10/12/2014
Le repos du dimanche remis en cause !
Emmanuel Macron s'apprète à tourner le dos à ce qui a toujours fait une des valeurs de la gauche, à savoir le respect du repos des salariés le dimanche. Formé dans les écoles de commerce puis dans le milieu bancaire cette notion de repos hebdomadaire doit totalement échapper à ce Ministre en col blanc.

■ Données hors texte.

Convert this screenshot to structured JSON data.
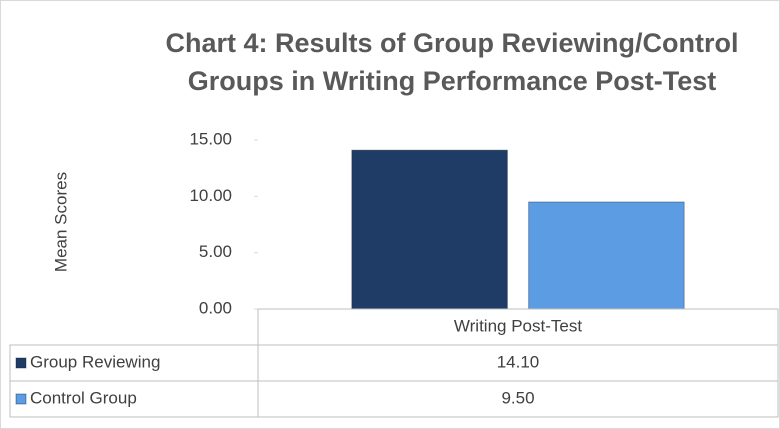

La mesure, qui fait débat entre une gauche fidèle à ses valeurs et une gauche convertie au libéralisme , serait prise, soit disant, pour dynamiser l'économie. Mais de quelle économie parle t-on ? Bien évidemment que des commerces seront bondés en particulier à l'approche de fête mais lesquels ? Essentiellement les grandes surfaces situées en périphérie, les commerces de centre ville ont eux peu de chance de voir affluer une nouvelle clientèle. On est en droit alors de s'interroger sur l'efficacité purement économique d'une telle mesure. Les chalands qui vont aller remplir leurs caddys en grandes surfaces ne vont pas augmenter leur budget. Ils vont juste déplacer le temps des achats, trouver ainsi un nouveau lieu de promenade pour la sortie dominicale. La ville de Marseille qui depuis septembre pratique l'ouverture dominicale en tire un bilan on ne peut plus mitigé. Le constat est clair les petits commerces du centre ville n'en profitent absolument pas et pourtant Marseille est une ville touristique. La plupart de ces commerces, qui ont tenté l'expérience en sont d'ailleurs revenus et pratiquent à nouveau la coupure dominicale .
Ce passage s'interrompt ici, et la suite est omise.